GEO Data Terra Occitania
Development of a spatial data infrastructure and distributed services allowing large volume storage, openness (FAIR) and services (Data Lake) for processing old, current and future spatial data, for the benefit of scientific communities, public and private actors in a regional (depending on the priorities of the Occitan Region), national (Ir DATA TERRA, INFRANIUM, GENCI/CINES), European (EOSP, Copernicus) and international (Mediterranean, Southern countries) context.
Coord. CNES; partners of IR data Terra
strengthening in Occitania the equipment of the DINAMIS/THEIA (THRS data) system and services of the Theia cluster within IR Data Terra to reinforce the use of satellite imagery in the digital and agro-ecological transformations of territories.
Instrumentation and observation services (SDU and EO).
New instruments deployed in the regions to understand and respond to global change. A project that takes off in three stages:
- astronomical time
- the weather of climate change
- times of crisis
Data Science and AI infrastructure of Bretagne Océane
The strong growth in the volume of observation, genomics, imaging and simulation data, both for major technological (e.g. defence, digital) and societal (e.g. environment, climate, health) challenges, is accompanied by increased needs in processing capacities to fully exploit the potential of these masses of data.
As an example, the marine component of IR DATA TERRA to which this project contributes foresees a growth of more than 50% in the volumes of data to be considered (at least) in the coming decade.
In this context, this project aims to respond to three types of issues:
– preservation issues – how to store, archive, validate and make accessible the acquired data?
– networking issues – how to make the masses of data and processing means accessible and interoperable at regional, national and international levels?
– Knowledge and services issue – how to support the creation of knowledge and services based on the manipulation and exploitation of these masses of data?
The distributed infrastructure proposed by the AIDA project will make it possible to absorb the growing flow of data, to make available high-performance, agile and interactive processing means and to support the emergence of a data-driven ecosystem of knowledge and innovation, in relation to several research infrastructures such as DATA TERRA? IFB, EMBRC FRAnce, Data Health Hub.
Ile de France
The project aims to strengthen the means of aggregating, processing and making available data from a large number of structured and unstructured sources in the fields of climate and energy to support research and innovation in the field of climate mitigation and energy transition.

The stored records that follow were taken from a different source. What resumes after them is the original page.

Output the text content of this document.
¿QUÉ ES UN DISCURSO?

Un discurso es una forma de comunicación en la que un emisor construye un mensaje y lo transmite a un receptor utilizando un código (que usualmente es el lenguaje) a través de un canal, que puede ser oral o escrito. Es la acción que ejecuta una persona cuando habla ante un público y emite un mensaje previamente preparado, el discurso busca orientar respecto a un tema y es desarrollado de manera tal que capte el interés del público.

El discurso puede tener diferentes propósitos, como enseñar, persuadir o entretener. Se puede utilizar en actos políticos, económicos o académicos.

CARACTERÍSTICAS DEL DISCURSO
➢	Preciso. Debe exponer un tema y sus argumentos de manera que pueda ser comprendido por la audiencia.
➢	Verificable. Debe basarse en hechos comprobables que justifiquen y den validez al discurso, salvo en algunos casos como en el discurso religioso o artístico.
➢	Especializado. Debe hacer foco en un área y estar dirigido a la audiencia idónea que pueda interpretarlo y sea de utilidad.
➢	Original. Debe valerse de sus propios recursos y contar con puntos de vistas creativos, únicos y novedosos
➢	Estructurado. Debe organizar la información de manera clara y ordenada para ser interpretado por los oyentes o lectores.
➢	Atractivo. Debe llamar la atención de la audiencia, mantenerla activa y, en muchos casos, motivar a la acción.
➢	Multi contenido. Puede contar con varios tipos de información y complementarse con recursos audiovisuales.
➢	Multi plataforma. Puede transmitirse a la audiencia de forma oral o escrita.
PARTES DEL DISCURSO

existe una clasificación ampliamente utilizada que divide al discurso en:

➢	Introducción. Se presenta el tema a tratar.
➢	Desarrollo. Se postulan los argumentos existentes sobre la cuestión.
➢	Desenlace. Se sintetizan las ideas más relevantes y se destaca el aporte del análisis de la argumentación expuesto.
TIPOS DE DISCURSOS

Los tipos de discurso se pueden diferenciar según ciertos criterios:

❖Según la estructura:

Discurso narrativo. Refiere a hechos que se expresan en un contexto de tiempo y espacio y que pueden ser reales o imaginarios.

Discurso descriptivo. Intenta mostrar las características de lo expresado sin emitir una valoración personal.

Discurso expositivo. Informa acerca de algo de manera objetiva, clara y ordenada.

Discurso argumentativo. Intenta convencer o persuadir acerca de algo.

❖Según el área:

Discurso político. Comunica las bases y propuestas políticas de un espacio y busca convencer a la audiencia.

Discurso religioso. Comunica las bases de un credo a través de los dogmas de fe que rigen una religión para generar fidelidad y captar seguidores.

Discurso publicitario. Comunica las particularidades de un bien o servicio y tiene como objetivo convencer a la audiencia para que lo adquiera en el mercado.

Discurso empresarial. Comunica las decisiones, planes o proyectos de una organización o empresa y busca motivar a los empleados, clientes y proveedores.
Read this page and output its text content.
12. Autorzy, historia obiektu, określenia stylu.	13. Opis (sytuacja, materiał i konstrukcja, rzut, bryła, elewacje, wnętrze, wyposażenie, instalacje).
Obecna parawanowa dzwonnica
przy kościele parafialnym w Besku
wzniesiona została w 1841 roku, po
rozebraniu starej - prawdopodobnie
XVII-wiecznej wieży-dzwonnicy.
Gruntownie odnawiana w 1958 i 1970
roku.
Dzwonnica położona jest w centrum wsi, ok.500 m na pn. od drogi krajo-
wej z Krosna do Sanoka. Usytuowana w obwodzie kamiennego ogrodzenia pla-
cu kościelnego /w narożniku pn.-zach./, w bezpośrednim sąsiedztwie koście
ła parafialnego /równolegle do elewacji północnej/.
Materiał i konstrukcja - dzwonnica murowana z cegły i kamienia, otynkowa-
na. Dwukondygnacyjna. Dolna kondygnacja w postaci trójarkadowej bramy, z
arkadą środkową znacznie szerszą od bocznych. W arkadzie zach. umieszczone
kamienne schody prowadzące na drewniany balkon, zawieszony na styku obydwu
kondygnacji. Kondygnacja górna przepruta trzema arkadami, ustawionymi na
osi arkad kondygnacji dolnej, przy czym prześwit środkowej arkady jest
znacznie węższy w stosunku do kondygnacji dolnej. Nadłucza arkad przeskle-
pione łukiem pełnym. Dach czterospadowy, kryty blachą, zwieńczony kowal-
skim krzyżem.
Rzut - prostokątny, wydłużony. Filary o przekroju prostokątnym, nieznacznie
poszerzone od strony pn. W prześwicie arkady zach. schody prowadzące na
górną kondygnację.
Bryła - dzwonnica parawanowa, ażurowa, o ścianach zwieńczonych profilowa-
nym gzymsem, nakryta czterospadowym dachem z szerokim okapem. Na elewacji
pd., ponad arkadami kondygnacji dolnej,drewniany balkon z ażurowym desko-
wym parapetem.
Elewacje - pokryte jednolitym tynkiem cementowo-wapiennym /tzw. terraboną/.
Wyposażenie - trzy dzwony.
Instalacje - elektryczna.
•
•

Energy4Climate data centre (Energy4Climate datahub), coordination Institut Polytechnique/LMD, AERIS/ESPRI.
CINAuRA project – Convergence of higher education digital infrastructures in the Auvergne – Rhone-Alpes region and deployment of an eco-efficient digital research platform.

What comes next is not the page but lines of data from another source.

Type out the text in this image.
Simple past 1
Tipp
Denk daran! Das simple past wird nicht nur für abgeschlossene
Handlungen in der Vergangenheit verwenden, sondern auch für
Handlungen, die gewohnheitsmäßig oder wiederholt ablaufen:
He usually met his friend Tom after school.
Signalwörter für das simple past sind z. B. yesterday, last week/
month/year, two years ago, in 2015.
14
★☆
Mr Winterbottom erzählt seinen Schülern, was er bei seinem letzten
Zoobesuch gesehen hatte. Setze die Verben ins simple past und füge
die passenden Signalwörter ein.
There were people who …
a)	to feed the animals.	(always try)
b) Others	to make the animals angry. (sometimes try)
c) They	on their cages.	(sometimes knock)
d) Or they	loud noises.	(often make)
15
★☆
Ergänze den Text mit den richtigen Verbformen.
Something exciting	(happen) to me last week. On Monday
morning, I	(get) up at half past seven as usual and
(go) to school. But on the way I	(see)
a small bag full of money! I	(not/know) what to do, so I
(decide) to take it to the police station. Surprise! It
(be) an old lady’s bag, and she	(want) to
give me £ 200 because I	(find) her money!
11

It proposes the deployment of a very high-level and eco-efficient regional digital infrastructure, meeting the current and future needs of the ESR AuRA, and falling within the national and European context of structuring digital instruments for research.
Haut de France Region
Project CLIMENSE :
Climate Change: Environmental Impacts on the Health of Organisms and Ecosystems – CPER (2021-2026)
(extension of a previous CPER)
2 Transversal Actions out of 4 are piloted by the ICARE/AERIS CDS: Data acquisition and analysis, ambition: to develop a complete integrated platform for analyses at the regional level allowing the coupling of observations and modelling at different scales.
20 million (including 4 from own funds); need for ICARE/AERIS/Data Terra in terms of material/infrastructure investment: minimum 400 K euros to be supplemented by requests for ERDF credits (in discussion with the region).
It is led by computer science teams and laboratories (specialized in AI and communication technologies): demonstrators of the use of AI for Big Data processing based on 2 examples:
On-board information reduction system on space platform to reduce the need for data transfer between ground and satellite (on-board intelligent decision making for the identification of intense events by satellite);
In-board information reduction system on a space platform to limit the need for data transfer between ground and satellite (on-board intelligent decision making for the identification of intense events by satellite) ;
Semi-supervised learning system for the exploration and classification of extreme events based on crowdsourcing strategies: classifying different atmospheric phenomena resembling typical examples (cyclone, volcanic plumes, etc.) in order to continuously teach an AI to recognize different elements in satellite images and to automatically index the data archived by the ICARE/AERIS CDS.